Fox's increasing reliance on Miller as "the most deeply informed person … on the question of immigration," as Carlson described him above, means the network's audience is being informed by Miller's well-documented fondness for white nationalist ideology, which was reported through leaked emails by the Southern Poverty Law Center in 2019.

In a series of emails disclosed by the SPLC between Miller and former Breitbart editor Katie McHugh, Miller discussed conspiracy theories about immigration, including referencing the white nationalist "great replacement" conspiracy theory that white people are being systematically "replaced" by non-white immigrants. He suggested that evidence for the claim was being suppressed "because elites wanted to keep the country in the dark about immigration." The SPLC discussed the "source material that has influenced Miller's visions of policy":

That source material, as laid out in [Miller's] emails to Breitbart, includes white nationalist websites, a "white genocide"-themed novel in which Indian men rape white women, xenophobic conspiracy theories, and eugenics-era immigration laws that Adolf Hitler lauded in "Mein Kampf."
Miller's perspective on race and immigration across the emails is repetitious. When discussing crime, which he does scores of times, Miller focuses on offenses committed by nonwhites. On immigration, he touches solely on the perspective of severely limiting or ending nonwhite immigration to the United States. Hatewatch was unable to find any examples of Miller writing sympathetically or even in neutral tones about any person who is nonwhite or foreign-born.

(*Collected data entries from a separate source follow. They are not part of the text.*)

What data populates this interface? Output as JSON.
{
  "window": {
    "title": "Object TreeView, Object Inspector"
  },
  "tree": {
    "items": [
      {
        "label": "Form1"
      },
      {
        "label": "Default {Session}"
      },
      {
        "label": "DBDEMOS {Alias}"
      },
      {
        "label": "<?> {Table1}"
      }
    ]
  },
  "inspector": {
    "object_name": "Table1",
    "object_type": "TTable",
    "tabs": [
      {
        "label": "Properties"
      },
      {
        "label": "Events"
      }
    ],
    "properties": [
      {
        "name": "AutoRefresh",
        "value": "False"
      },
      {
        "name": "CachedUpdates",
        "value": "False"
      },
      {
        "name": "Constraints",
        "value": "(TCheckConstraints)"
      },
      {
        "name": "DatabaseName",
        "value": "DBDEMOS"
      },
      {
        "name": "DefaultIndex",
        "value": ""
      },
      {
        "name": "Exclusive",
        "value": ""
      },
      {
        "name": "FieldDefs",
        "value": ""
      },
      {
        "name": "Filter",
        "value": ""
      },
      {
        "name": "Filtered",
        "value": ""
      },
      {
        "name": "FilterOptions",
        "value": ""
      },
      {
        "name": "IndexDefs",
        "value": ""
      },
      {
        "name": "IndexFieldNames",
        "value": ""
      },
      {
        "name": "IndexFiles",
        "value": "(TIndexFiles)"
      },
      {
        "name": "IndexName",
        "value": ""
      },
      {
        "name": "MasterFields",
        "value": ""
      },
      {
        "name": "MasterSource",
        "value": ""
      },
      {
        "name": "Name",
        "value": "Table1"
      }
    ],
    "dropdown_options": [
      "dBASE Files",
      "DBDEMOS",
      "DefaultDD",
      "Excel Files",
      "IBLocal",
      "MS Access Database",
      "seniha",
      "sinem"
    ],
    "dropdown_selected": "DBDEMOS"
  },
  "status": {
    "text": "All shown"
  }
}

The nativist ideology Miller so gleefully circulated to colleagues and news outlets meshes perfectly with Fox News' coverage of immigration. In one message to McHugh in September 2015, Miller praised a Tucker Carlson Tonight segment criticizing Republican senators who appeared too sympathetic to asylum seekers and refugees as "a good chance" to attack pro-immigration talking points. The network in turn celebrated Miller's immigration work attacking immigration under the Trump administration.


In his emails, Miller also shared content from white nationalist sites VDare and American Renaissance while previewing the rhetoric of some Fox News hosts who have avidly pushed the "great replacement" conspiracy theory and other racist talking points. Prime-time host Tucker Carlson, for example, has become Fox's most prominent mouthpiece for white nationalism by decrying immigration and diversity for "radically and permanently changing our country." And in 2019, Carlson's comments on Indigenous Peoples' Day and Columbus Day directly mirrored the language of American Renaissance's Jared Taylor, a well-known white supremacist.


Tucker Carlson's Indigenous Peoples Day talking points are White Supremacist talking pointswww.youtube.com

Enabled by Fox, Miller and the network's prime-time lineup have succeeded in creating a steady broadcast of racist tropes regarding undocumented immigration. By hosting the architect of Trump's family separation policy to fan the flames of xenophobia while its own hosts portray immigrants as criminals, gang members, child traffickers, and abusers, Fox is once again spreading white nationalist talking points and buttressing a climate that endangers migrants and the people around them.